Background: The Insolvency and Bankruptcy Code (Amendment) Ordinance, 2021 was promulgated by the President on 4th April, 2021. It has introduced Chapter III-A on ‘Pre-Packaged Insolvency Resolution Process’ (“PPIRP”) under the Insolvency and Bankruptcy Code, 2016 (“IB Code”). The Rules and Regulations for PPIRP were notified on 9th April, 2021.

1. PPIRP is applicable to which entities and what are the pre-requisites for initiating it?

The PPIRP is applicable to the micro, small and medium enterprises (“MSMEs”) which are classified under Section 7(1) of the MSME Development Act, 2006. As per the Form-1 under the Insolvency and Bankruptcy (PPIP) Rules, 2021, only the MSMEs which are incorporated as companies or limited liability partnerships are entitled to initiate PPIRP.

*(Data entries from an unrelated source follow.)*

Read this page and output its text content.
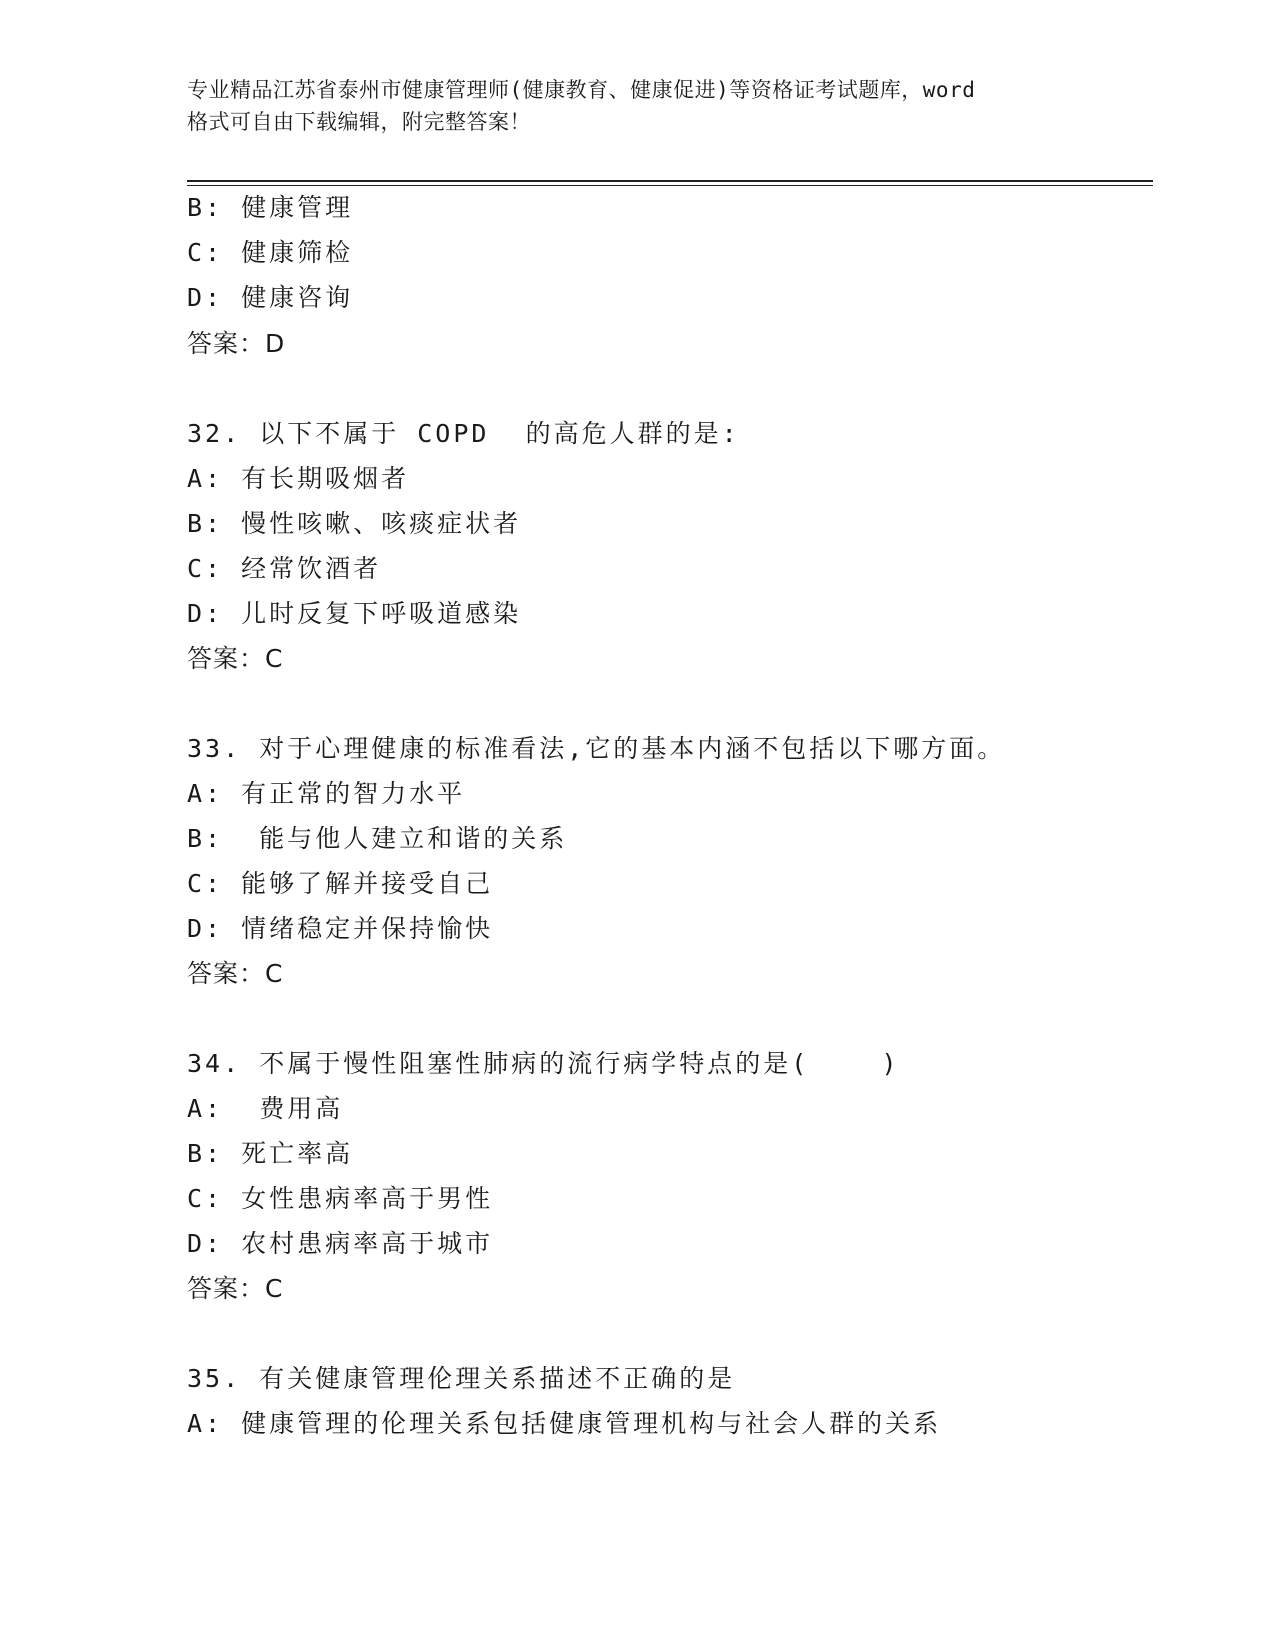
专业精品江苏省泰州市健康管理师(健康教育、健康促进)等资格证考试题库，word
格式可自由下载编辑，附完整答案！
B: 健康管理
C: 健康筛检
D: 健康咨询
答案：D
32. 以下不属于 COPD  的高危人群的是:
A: 有长期吸烟者
B: 慢性咳嗽、咳痰症状者
C: 经常饮酒者
D: 儿时反复下呼吸道感染
答案：C
33. 对于心理健康的标准看法,它的基本内涵不包括以下哪方面。
A: 有正常的智力水平
B:  能与他人建立和谐的关系
C: 能够了解并接受自己
D: 情绪稳定并保持愉快
答案：C
34. 不属于慢性阻塞性肺病的流行病学特点的是(    )
A:  费用高
B: 死亡率高
C: 女性患病率高于男性
D: 农村患病率高于城市
答案：C
35. 有关健康管理伦理关系描述不正确的是
A: 健康管理的伦理关系包括健康管理机构与社会人群的关系
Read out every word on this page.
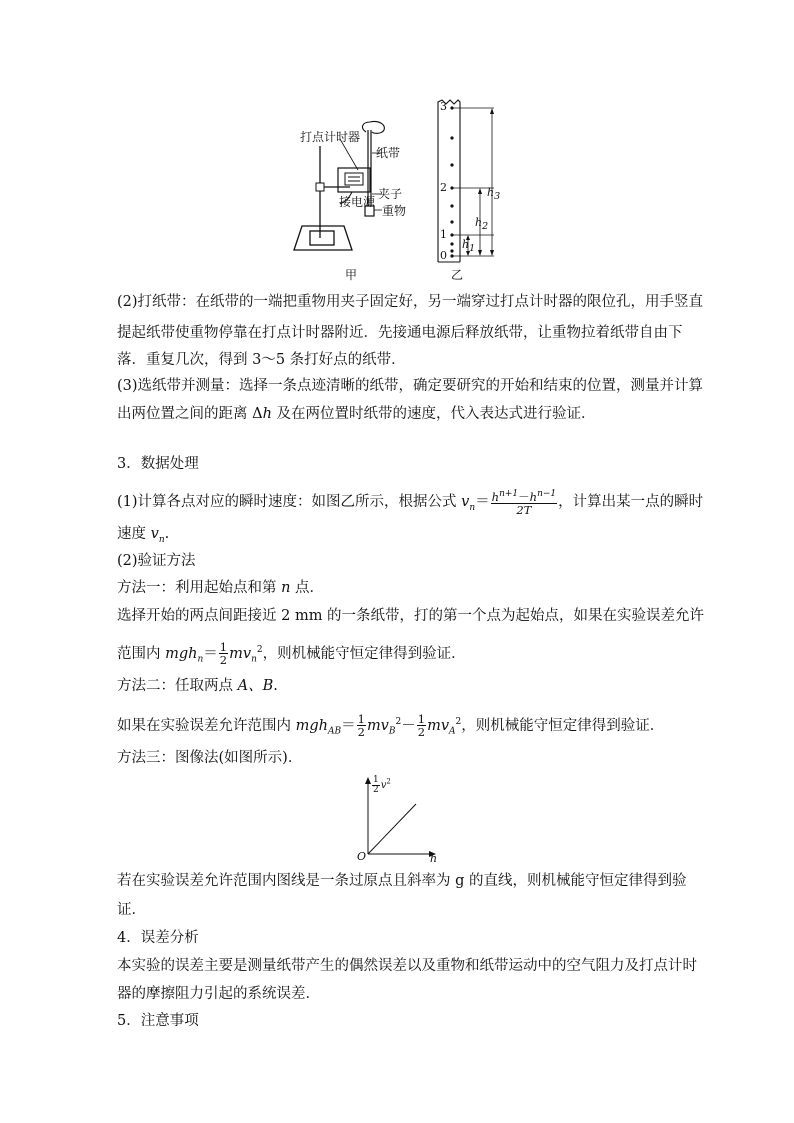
打点计时器
纸带
夹子
接电源
重物
甲
3
2
1
0
$h_3$
$h_2$
$h_1$
乙
(2)打纸带：在纸带的一端把重物用夹子固定好，另一端穿过打点计时器的限位孔，用手竖直
提起纸带使重物停靠在打点计时器附近．先接通电源后释放纸带，让重物拉着纸带自由下
落．重复几次，得到 3～5 条打好点的纸带．
(3)选纸带并测量：选择一条点迹清晰的纸带，确定要研究的开始和结束的位置，测量并计算
出两位置之间的距离 Δh 及在两位置时纸带的速度，代入表达式进行验证．
3．数据处理
(1)计算各点对应的瞬时速度：如图乙所示，根据公式 $v_n= \frac{h^{n+1}-h^{n-1}}{2T}$ ，计算出某一点的瞬时
速度 $v_n$.
(2)验证方法
方法一：利用起始点和第 n 点．
选择开始的两点间距接近 2 mm 的一条纸带，打的第一个点为起始点，如果在实验误差允许
范围内 $mgh_n= \frac{1}{2} mv_n^2$，则机械能守恒定律得到验证．
方法二：任取两点 A、B.
如果在实验误差允许范围内 $mgh_{AB}= \frac{1}{2} mv_B^2- \frac{1}{2} mv_A^2$，则机械能守恒定律得到验证．
方法三：图像法(如图所示)．
$\frac{1}{2} v^2$
O	h
若在实验误差允许范围内图线是一条过原点且斜率为 g 的直线，则机械能守恒定律得到验
证．
4．误差分析
本实验的误差主要是测量纸带产生的偶然误差以及重物和纸带运动中的空气阻力及打点计时
器的摩擦阻力引起的系统误差．
5．注意事项
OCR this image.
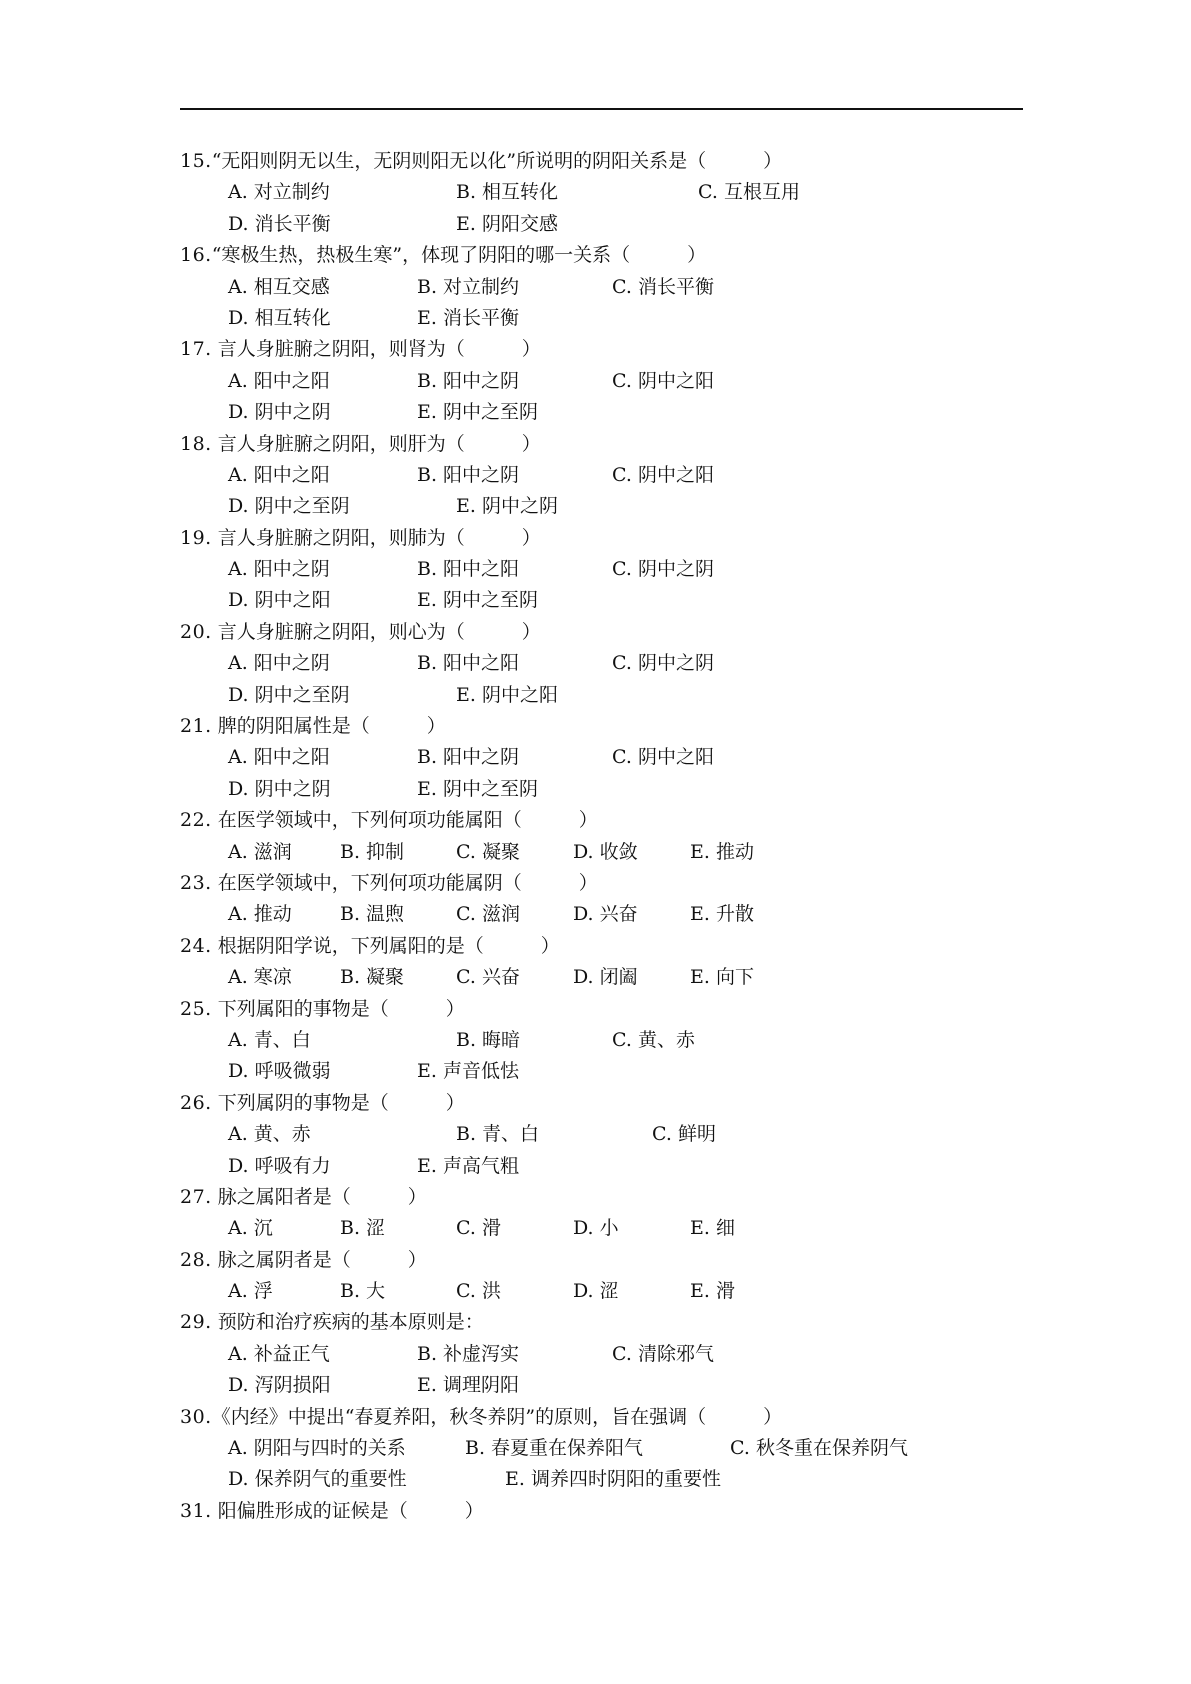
15.“无阳则阴无以生，无阴则阳无以化”所说明的阴阳关系是（　　　）
A. 对立制约	B. 相互转化	C. 互根互用
D. 消长平衡	E. 阴阳交感
16.“寒极生热，热极生寒”，体现了阴阳的哪一关系（　　　）
A. 相互交感	B. 对立制约	C. 消长平衡
D. 相互转化	E. 消长平衡
17. 言人身脏腑之阴阳，则肾为（　　　）
A. 阳中之阳	B. 阳中之阴	C. 阴中之阳
D. 阴中之阴	E. 阴中之至阴
18. 言人身脏腑之阴阳，则肝为（　　　）
A. 阳中之阳	B. 阳中之阴	C. 阴中之阳
D. 阴中之至阴	E. 阴中之阴
19. 言人身脏腑之阴阳，则肺为（　　　）
A. 阳中之阴	B. 阳中之阳	C. 阴中之阴
D. 阴中之阳	E. 阴中之至阴
20. 言人身脏腑之阴阳，则心为（　　　）
A. 阳中之阴	B. 阳中之阳	C. 阴中之阴
D. 阴中之至阴	E. 阴中之阳
21. 脾的阴阳属性是（　　　）
A. 阳中之阳	B. 阳中之阴	C. 阴中之阳
D. 阴中之阴	E. 阴中之至阴
22. 在医学领域中，下列何项功能属阳（　　　）
A. 滋润	B. 抑制	C. 凝聚	D. 收敛	E. 推动
23. 在医学领域中，下列何项功能属阴（　　　）
A. 推动	B. 温煦	C. 滋润	D. 兴奋	E. 升散
24. 根据阴阳学说，下列属阳的是（　　　）
A. 寒凉	B. 凝聚	C. 兴奋	D. 闭阖	E. 向下
25. 下列属阳的事物是（　　　）
A. 青、白	B. 晦暗	C. 黄、赤
D. 呼吸微弱	E. 声音低怯
26. 下列属阴的事物是（　　　）
A. 黄、赤	B. 青、白	C. 鲜明
D. 呼吸有力	E. 声高气粗
27. 脉之属阳者是（　　　）
A. 沉	B. 涩	C. 滑	D. 小	E. 细
28. 脉之属阴者是（　　　）
A. 浮	B. 大	C. 洪	D. 涩	E. 滑
29. 预防和治疗疾病的基本原则是：
A. 补益正气	B. 补虚泻实	C. 清除邪气
D. 泻阴损阳	E. 调理阴阳
30.《内经》中提出“春夏养阳，秋冬养阴”的原则，旨在强调（　　　）
A. 阴阳与四时的关系	B. 春夏重在保养阳气	C. 秋冬重在保养阴气
D. 保养阴气的重要性	E. 调养四时阴阳的重要性
31. 阳偏胜形成的证候是（　　　）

The Corporate Debtor (“CD”) has to take approval from its members by way of a special resolution (more than 75%) as well as approval from over 66% of the financial creditors for the initiation of PPIRP. The other conditions for the initiation of PPIRP are as follows:

First, the CD should not have undergone PPIRP or finished Corporate Insolvency Resolution Process (“CIRP”) within the period of three years prior to the initiation of PPIRP.

Second, CD should not be undergoing the CIRP.

Third, no liquidation order should have been passed against the CD.

Fourth, the CD should be eligible under Section 29A of the IB Code to submit a resolution plan.

Fifth, sixty-six percent of the unrelated financial creditors of the CD should approve the appointment of a Resolution Professional (RP).

Sixth, the partners or directors of the CD in majority, are required to make a declaration in terms of Section 54A(2)(f).

2. What are the differences between PPIRP and CIRP?

i. During the PPIRP, the existing directors or partners of the CD remain in control of the management of CD, whereas, the CIRP is based on the ‘creditor in control’ model.
ii. The maximum time limit for the completion of PPIRP is 120 days, whereas, for CIRP, the same is 330 days.
iii. The minimum threshold for filing an application for PPIP is Rs. 10 Lakhs and for CIRP is Rs. 1 Crore.
iv. Prior to the initiation of PPIRP, the CD has to present a base resolution plan to the financial creditors, however, under CIRP, there is no such requirement.
v. The fee for filing an application for the initiation of PPIRP is Rs. 15,000, whereas, for CIRP, the same is Rs. 25,000.
vi. The RP has to submit the resolution plan approved by the CoC to the Adjudicating Authority (AA) within 90 days of the commencement of PPIRP, however, there is no such time limit for the submission of resolution plan under CIRP.

3. Can a third party submit a resolution plan under PPIRP?

Yes, if the CoC does not approve the base resolution plan proposed by CD or the base resolution plan impairs any claims of the operational creditors, the RP has to invite resolution plan(s) from other parties. These resolution plan(s) will be evaluated by CoC, which will select one of them. Thereafter, CoC may select such resolution plan for approval over the base resolution plan. In case if such resolution plan is not selected for approval, it will compete against the base resolution plan.